Kemenkes dan BRIN Lakukan Simulasi Kegawatdaruratan Bencana Nuklir

Responsive image
ANT - Sekretariat Direktorat Jenderal Pelayanan Kesehatan
205

Yogyakarta(26/9)-Kementerian kesehatan melalui Direktorat Jenderal Pelayanan Kesehatan melakukan simulasi kegawatdaruratan bencana nuklir. Simulasi kegawatdaruratan ini merupakan kerjasama antara Kemenkes dan BRIN dalam mengantisipasi bencana nuklir. Simulasi yang berlangsung di Kawasan Sains dan Edukasi (KSE) Achmad Baiquni Yogyakarta dan RSUP. dr Sardjito ini diikuti oleh berbagai pemangku kepentingan lintas sektor seperti BAPETEN, BRIN, PSC 119, Dinas Kesehatan dan Perhimpunan Organisasi Profesi.

Menurut koordinator Instruktur Simulasi Kegawatdaruratan Bencana Nuklir RSUP dr. Sardjito, Andreas Dewanto kegiatan ini ditujukan agar tenaga kesehatan memahami prosedur dan petunjuk teknis saat melakukan tindakan penanganan medis pada pasien radiasi nuklir, pengendalian bahaya radiasi nuklir, dan dekontaminasi radiasi nuklir.

“Kemudian petugas kesehatan juga harus mengetahui standar proteksi diri atau alat pelindung diri yang harus digunakan dalam menghadapi pasien yang diduga terkontaminasi radiasi,” tambah Andreas Dewanto.

Beberapa hal yang menjadi perhatian dalam Simulasi Kegawatdaruratan Bencana Nuklir ini adalah APD tenaga kesehatan, alat monitoring radiasi, dan setting ruangan IGD yang dapat digunakan untuk proses dekontaminasi.

Andreas Dewanto menyebutkan setidaknya ada tiga zona yang perlu diterapkan saat tenaga kesehatan melakukan penanganan pasien dengan paparan nuklir baik di lokasi bencana maupun di IGD. tiga zona tersebut terdiri dari hot zone, warm zone, dan cold zone. Hot zone atau zona panas adalah area yang paling tinggi perannya yaitu area untuk pasien dengan radiasi yang baru masuk IGD atau baru tiba di RS. Warm zone atau zona hangat yaitu area dimana dilakukan proses tindakan dan proses dekontaminasi pada pasien sehingga level paparan radiasi terhadap pasien lebih rendah. Cold zone atau zona dingin adalah area dimana pasien sudah terdekontaminasi sehingga dinyatakan aman. Ketiga zona tersebut harus menjadi perhatian dan diterapkan tenaga kesehatan pada kondisi darurat nuklir saat melakukan assessment klinis maupun monitoring radiasi baik dalam kondisi prehospital maupun saat pasien diterima di rumah sakit.

Setiap pertukaran zona, tenaga kesehatan harus melakukan assessment mandiri melalui personal dosimeter atau alat ukur serapan radiasi yang dibekali kepada setiap petugas.

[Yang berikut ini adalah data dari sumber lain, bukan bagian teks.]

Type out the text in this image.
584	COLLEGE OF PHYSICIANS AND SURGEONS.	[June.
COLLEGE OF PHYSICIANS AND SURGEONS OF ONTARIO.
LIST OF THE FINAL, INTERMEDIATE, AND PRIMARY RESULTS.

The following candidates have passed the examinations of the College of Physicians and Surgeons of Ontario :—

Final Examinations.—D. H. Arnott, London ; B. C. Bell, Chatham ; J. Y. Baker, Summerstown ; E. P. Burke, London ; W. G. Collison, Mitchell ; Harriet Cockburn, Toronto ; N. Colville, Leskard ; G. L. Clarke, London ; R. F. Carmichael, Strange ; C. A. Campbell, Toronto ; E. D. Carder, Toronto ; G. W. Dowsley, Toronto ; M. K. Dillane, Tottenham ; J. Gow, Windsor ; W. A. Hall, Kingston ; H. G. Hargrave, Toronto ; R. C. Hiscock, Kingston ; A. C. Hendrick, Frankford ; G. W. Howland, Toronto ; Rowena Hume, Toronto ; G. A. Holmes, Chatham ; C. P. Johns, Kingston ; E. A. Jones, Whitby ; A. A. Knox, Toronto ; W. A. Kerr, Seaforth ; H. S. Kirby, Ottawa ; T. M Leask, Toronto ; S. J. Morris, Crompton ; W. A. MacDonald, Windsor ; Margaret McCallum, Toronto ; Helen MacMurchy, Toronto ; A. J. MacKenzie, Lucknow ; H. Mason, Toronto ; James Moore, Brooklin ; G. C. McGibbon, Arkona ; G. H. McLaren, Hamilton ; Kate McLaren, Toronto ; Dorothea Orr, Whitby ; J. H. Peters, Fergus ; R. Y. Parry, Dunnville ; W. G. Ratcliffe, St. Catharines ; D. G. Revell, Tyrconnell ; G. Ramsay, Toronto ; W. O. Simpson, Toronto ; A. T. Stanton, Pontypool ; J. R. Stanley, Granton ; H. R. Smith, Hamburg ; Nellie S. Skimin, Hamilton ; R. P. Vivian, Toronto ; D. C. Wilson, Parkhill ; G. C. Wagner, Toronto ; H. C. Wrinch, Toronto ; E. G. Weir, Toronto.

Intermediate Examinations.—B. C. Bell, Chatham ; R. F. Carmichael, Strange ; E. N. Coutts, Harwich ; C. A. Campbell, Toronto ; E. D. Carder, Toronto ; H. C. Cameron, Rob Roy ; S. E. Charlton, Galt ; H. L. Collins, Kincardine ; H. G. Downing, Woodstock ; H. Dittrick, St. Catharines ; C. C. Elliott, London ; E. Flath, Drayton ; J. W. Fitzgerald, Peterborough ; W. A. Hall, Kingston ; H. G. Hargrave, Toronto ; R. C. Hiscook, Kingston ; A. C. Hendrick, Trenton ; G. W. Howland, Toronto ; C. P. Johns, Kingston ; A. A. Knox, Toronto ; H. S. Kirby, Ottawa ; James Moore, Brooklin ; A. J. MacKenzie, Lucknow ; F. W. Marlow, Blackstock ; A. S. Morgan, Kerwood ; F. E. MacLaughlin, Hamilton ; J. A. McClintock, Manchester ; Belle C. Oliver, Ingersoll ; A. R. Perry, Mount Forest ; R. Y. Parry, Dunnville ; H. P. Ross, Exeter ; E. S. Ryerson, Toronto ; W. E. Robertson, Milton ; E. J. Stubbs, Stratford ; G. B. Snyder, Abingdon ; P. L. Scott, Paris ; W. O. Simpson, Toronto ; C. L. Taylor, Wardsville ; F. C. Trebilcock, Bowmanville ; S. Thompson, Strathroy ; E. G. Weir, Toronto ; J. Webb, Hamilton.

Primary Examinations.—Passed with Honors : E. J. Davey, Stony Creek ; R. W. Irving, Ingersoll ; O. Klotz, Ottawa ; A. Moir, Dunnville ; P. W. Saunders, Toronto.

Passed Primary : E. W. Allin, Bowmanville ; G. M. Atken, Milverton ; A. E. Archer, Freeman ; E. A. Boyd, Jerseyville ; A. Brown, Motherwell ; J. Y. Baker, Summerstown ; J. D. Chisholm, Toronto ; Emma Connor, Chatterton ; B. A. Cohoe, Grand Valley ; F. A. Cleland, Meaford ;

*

Setiap petugas kesehatan juga harus melakukan dekontaminasi mandiri sebelum berpindah ke zona dengan paparan radiasi yang lebih rendah.

“Jadi setiap petugas dibekali personal dosimeter, yaitu alat untuk mengukur seberapa banyak petugas itu sudah terpapar (radiasi), jadi kalau sudah banyak terpapar harus diganti dengan petugas lain. ”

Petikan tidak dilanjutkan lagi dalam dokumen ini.